The Swiss Bankers Association branded the proposals “extremely problematic”, accusing officials of “ignoring the predominantly critical feedback from the consultation process”. 

Swiss finance minister Karin Keller-Sutter, who led on the reform package, said the government had eased its initial proposals and made significant concessions to UBS. “It’s absolutely manageable for UBS,” she said. 

The government’s proposal on foreign capital rules will now face a lengthy parliamentary debate starting in June, which could lead to further revisions. 

Goldman agrees settlement in lawsuit tied to 1MDB scandal 

Goldman Sachs has agreed to settle a shareholder lawsuit that accused the bank of misleading investors about its role in dealings linked to 1MDB, the Malaysian sovereign wealth fund that has been at the centre of a global corruption scandal.

A Manhattan federal court filing on Wednesday said the parties expect to seek preliminary approval for the proposed settlement by May 20. The financial terms of the settlement were not disclosed.

Investors alleged that Goldman overstated the strength of its risk controls while understating its exposure to transactions tied to 1MDB. The bank helped raise $6.5bn for the fund through bond sales and earned around $600mn in fees.

US and Malaysian authorities have said around $4.5bn was misappropriated from 1MDB through offshore accounts and entities linked to former Malaysian businessman and fugitive Jho Low, who has been wanted by Interpol since 2016 for his role in the scandal. 

Goldman agreed in 2020 to pay more than $2.9bn to resolve criminal and civil investigations by authorities in the US, UK and Singapore.

In May 2024, a federal judge in Brooklyn dismissed the criminal case against the bank after it completed a three-year deferred prosecution agreement.

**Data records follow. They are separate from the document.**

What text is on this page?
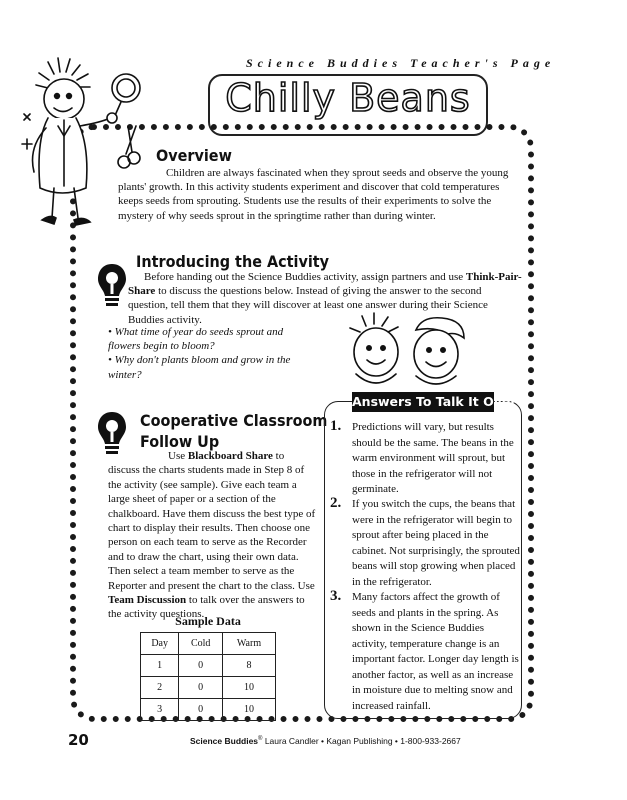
Science Buddies Teacher's Page
Chilly Beans
Overview
Children are always fascinated when they sprout seeds and observe the young plants' growth. In this activity students experiment and discover that cold temperatures keeps seeds from sprouting. Students use the results of their experiments to solve the mystery of why seeds sprout in the springtime rather than during winter.
Introducing the Activity
Before handing out the Science Buddies activity, assign partners and use Think-Pair-Share to discuss the questions below. Instead of giving the answer to the second question, tell them that they will discover at least one answer during their Science Buddies activity.
• What time of year do seeds sprout and flowers begin to bloom?
• Why don't plants bloom and grow in the winter?
Cooperative Classroom
Follow Up
Use Blackboard Share to discuss the charts students made in Step 8 of the activity (see sample). Give each team a large sheet of paper or a section of the chalkboard. Have them discuss the best type of chart to display their results. Then choose one person on each team to serve as the Recorder and to draw the chart, using their own data. Then select a team member to serve as the Reporter and present the chart to the class. Use Team Discussion to talk over the answers to the activity questions.
Sample Data
Day	Cold	Warm
1	0	8
2	0	10
3	0	10
Answers To Talk It Over
1. Predictions will vary, but results should be the same. The beans in the warm environment will sprout, but those in the refrigerator will not germinate.
2. If you switch the cups, the beans that were in the refrigerator will begin to sprout after being placed in the cabinet. Not surprisingly, the sprouted beans will stop growing when placed in the refrigerator.
3. Many factors affect the growth of seeds and plants in the spring. As shown in the Science Buddies activity, temperature change is an important factor. Longer day length is another factor, as well as an increase in moisture due to melting snow and increased rainfall.
20	Science Buddies® Laura Candler • Kagan Publishing • 1-800-933-2667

Ex-RBS employee jailed for taking bribes

A former Royal Bank of Scotland relationship manager has been jailed for 21 months after admitting to soliciting more than £270,000 in bribes from business clients between 2012 and 2016. 

Stuart Holloway, 49, who worked in the bank’s controversial Global Restructuring Group, pleaded guilty to two offences under the Bribery Act at Edinburgh Sheriff Court. 

The case is understood to be the first criminal conviction linked to the long-running GRG scandal, which first came to light in 2018 after reporting by the Times newspaper prompted multiple investigations into the unit’s treatment of struggling companies.

The GRG unit was established to support distressed businesses but was later accused of deliberately pushing viable firms into difficulty to generate profit.

RBS rebranded to NatWest in 2020 following its £45bn taxpayer bailout during the financial crisis.

“This criminal activity is totally unacceptable and relates to the unauthorised, private behaviour of an individual, which fell entirely outside the bank’s policies and processes for the treatment of customers,” a Natwest spokesperson said.

FATF recommends reform programme for Italy

Italy should improve its response to money laundering and do more to prosecute terrorist financing, the Financial Action Task Force said on Thursday.

Following a visit between June and July last year, the Paris-based watchdog said Italy had improved enforcement but could still impose tougher sanctions and bring more criminal cases. 

It has set out a three-year programme of recommended reforms, including clearer guidance on money laundering risks for businesses outside the traditional financial sector.

“The assessment found that sophisticated analysis of terrorist financing-related suspicious transaction reports by the Unità di Informazione Finanziaria and Guardia di Finanza resulted in a significant number of complex standalone terrorist financing investigations being pursued over the evaluation period,” the FATF said in its report.

“However, simple terrorist financing cases involving those who raise or use their own funds or move low levels of money to support terrorist activity are not actively pursued with a goal to prosecution.”